Each day during the Australian Open we will take a trip in our tennis time machine to relive historical moments in the tournament's history. Today we will look at a classic match between Roger Federer and Janko Tipsarevic in 2008. (Yesterday, we revisited John McEnroe's infamous AO banishment; on Monday, it was the "Serena Slam"

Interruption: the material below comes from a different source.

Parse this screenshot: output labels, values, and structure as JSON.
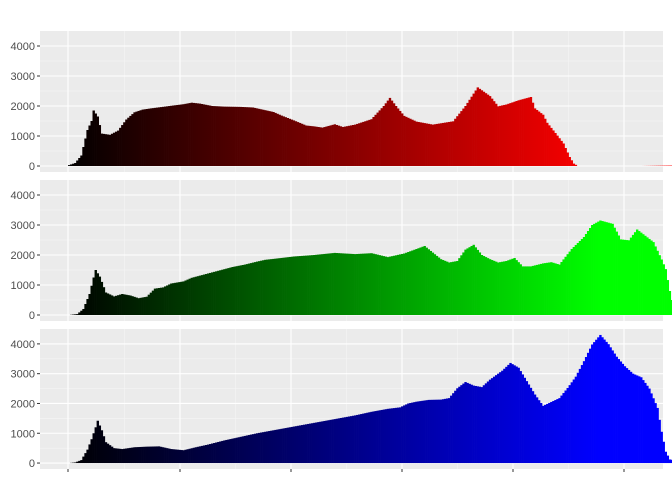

(January 15, 2013) -- With Roger Federer on a sixteen-match Australian Open winning streak in 2008, the thought of then World No. 49 Janko Tipsarevic probably didn't inspire much fear in the Swiss Maestro's heart. But by the end of their wildly entertaining four-hour, twenty-seven minute third-round saga, Federer had gone from fear to loathing to relief, and finally, happiness. "It's not such a relief, more happiness," said Federer after the 6-7(5), 7-6(1), 5-7, 6-1, 10-8 insta-classic had concluded. "I'm glad I could deliver a five-set thriller," he added. "I don't have them that often except at Wimbledon against Nadal."

Tipsarevic, then 23, had never won a tour title, but he proved to many in this match that he was a player who could produce scintillating tennis on tennis's grandest stages -- something we are still coming to grips with as the eclectic Serb has just recently cracked the top ten.

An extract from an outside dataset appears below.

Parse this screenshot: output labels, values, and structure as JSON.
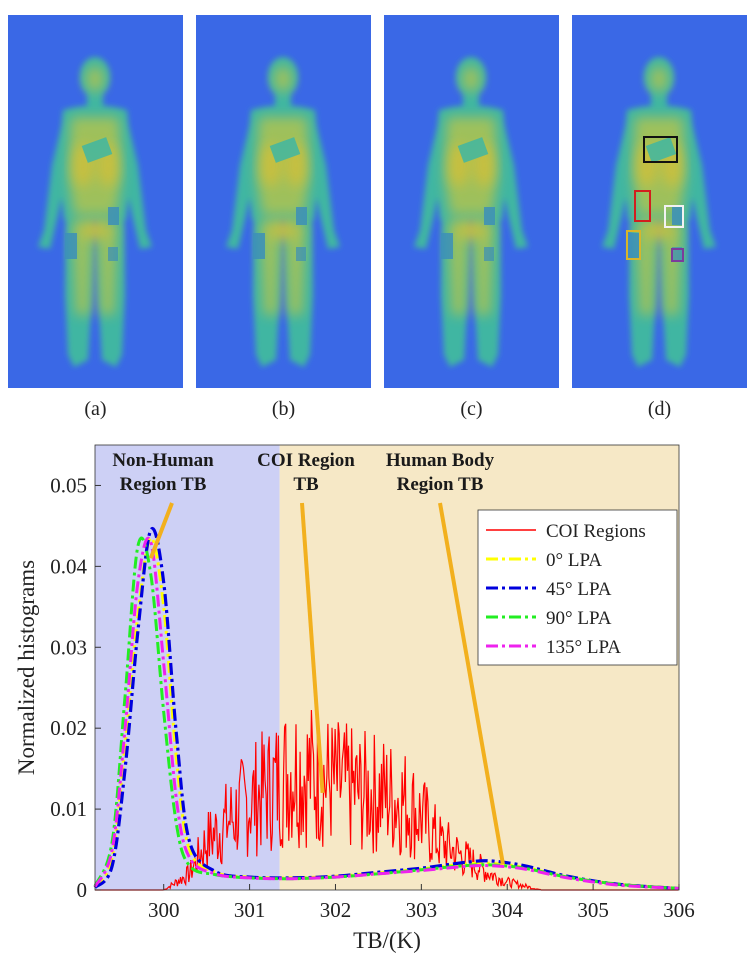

Federer would emerge victorious against the young Tipsarevic, but he eventually fell in his bid for an Australian Open three-peat in 2008 at the hands of another Serb by the name of Novak Djokovic. Djokovic went on to win his first Slam, taking out Jo-Wilfiried Tsonga in the final, but notions of Federer's downfall were premature. He would win three of the next five Grand Slams, including a straight-set whooping of Djokovic in the 2008 U.S. Open final.

As for Tipsarevic, he's grown monumentally as a player over the last five years, but he never has managed to get Federer's number. The Serb has lost nine consecutive sets to Federer since their edge-of-your-seat thriller in 2008.